At Bishop's University, frosh week (orientation week) is held in the first week of the fall semester, which generally falls around the first week of September. Homecoming weekend is typically celebrated the last weekend of September, with a football game, gatherings of designated graduating classes, and various social functions.

Bishop's University is the only English-language university in the province of Quebec outside of Montreal.

==Transportation==
Quebec Routes 143 and 108 provide access to Lennoxville from surrounding communities and nearby Autoroute 10 and Autoroute 55 provide easy access to Montreal, Quebec City, and the United States.

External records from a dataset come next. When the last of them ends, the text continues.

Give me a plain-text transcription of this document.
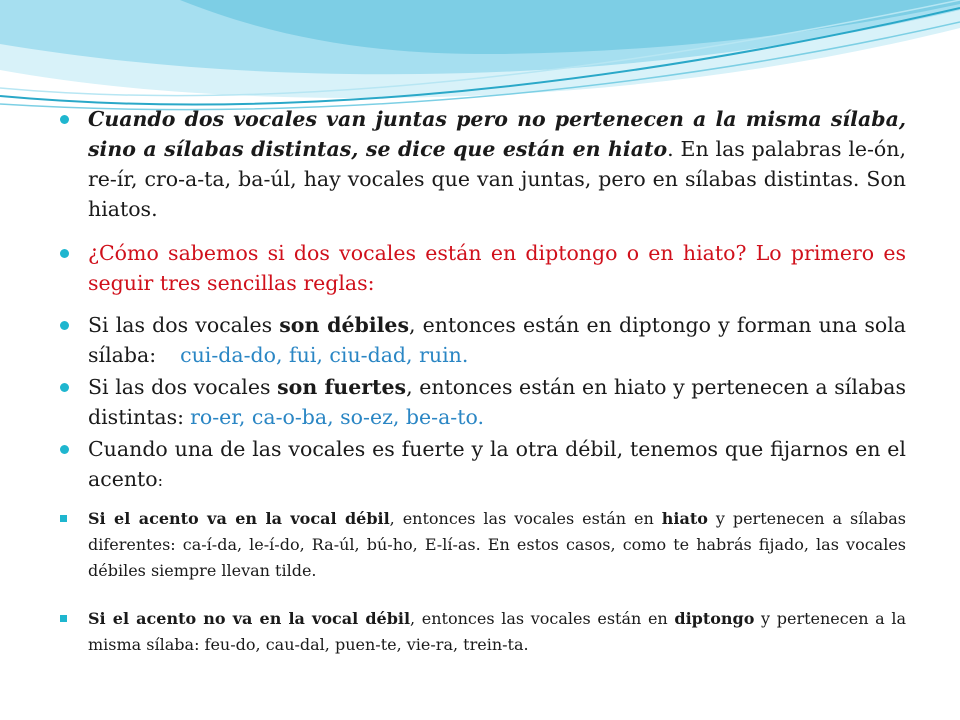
Cuando dos vocales van juntas pero no pertenecen a la misma sílaba, sino a sílabas distintas, se dice que están en hiato. En las palabras le-ón, re-ír, cro-a-ta, ba-úl, hay vocales que van juntas, pero en sílabas distintas. Son hiatos.
¿Cómo sabemos si dos vocales están en diptongo o en hiato? Lo primero es seguir tres sencillas reglas:
Si las dos vocales son débiles, entonces están en diptongo y forman una sola sílaba: cui-da-do, fui, ciu-dad, ruin.
Si las dos vocales son fuertes, entonces están en hiato y pertenecen a sílabas distintas: ro-er, ca-o-ba, so-ez, be-a-to.
Cuando una de las vocales es fuerte y la otra débil, tenemos que fijarnos en el acento:
Si el acento va en la vocal débil, entonces las vocales están en hiato y pertenecen a sílabas diferentes: ca-í-da, le-í-do, Ra-úl, bú-ho, E-lí-as. En estos casos, como te habrás fijado, las vocales débiles siempre llevan tilde.
Si el acento no va en la vocal débil, entonces las vocales están en diptongo y pertenecen a la misma sílaba: feu-do, cau-dal, puen-te, vie-ra, trein-ta.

Autoroute 410 extends from 108 to further east, bypassing Lennoxville, with a bridge built over the Massawippi river and culminating at R-108 near Glenday Road, Alexander Galt Regional High School, and the Dairy and Swine Research and Development Centre. The extension of Autoroute 410 redirects heavy truck traffic from downtown Lennoxville's often congested single intersection and was completed in 2021.

== Organized Crime ==
Lennoxville hosted a well-known headquarters for the Hell's Angels Motorcycle club on Queen street approximately halfway between Lennoxville and downtown Sherbrooke. It was a central hub during the Quebec Biker War, and continued to serve as a local headquarters for the gang until it was seized by police in 2009 as part of Opération SharQC. The headquarters would eventually be demolished in 2021 after spending 12 years abandoned.

This headquarters was also the site of the Lennoxville massacre in 1985.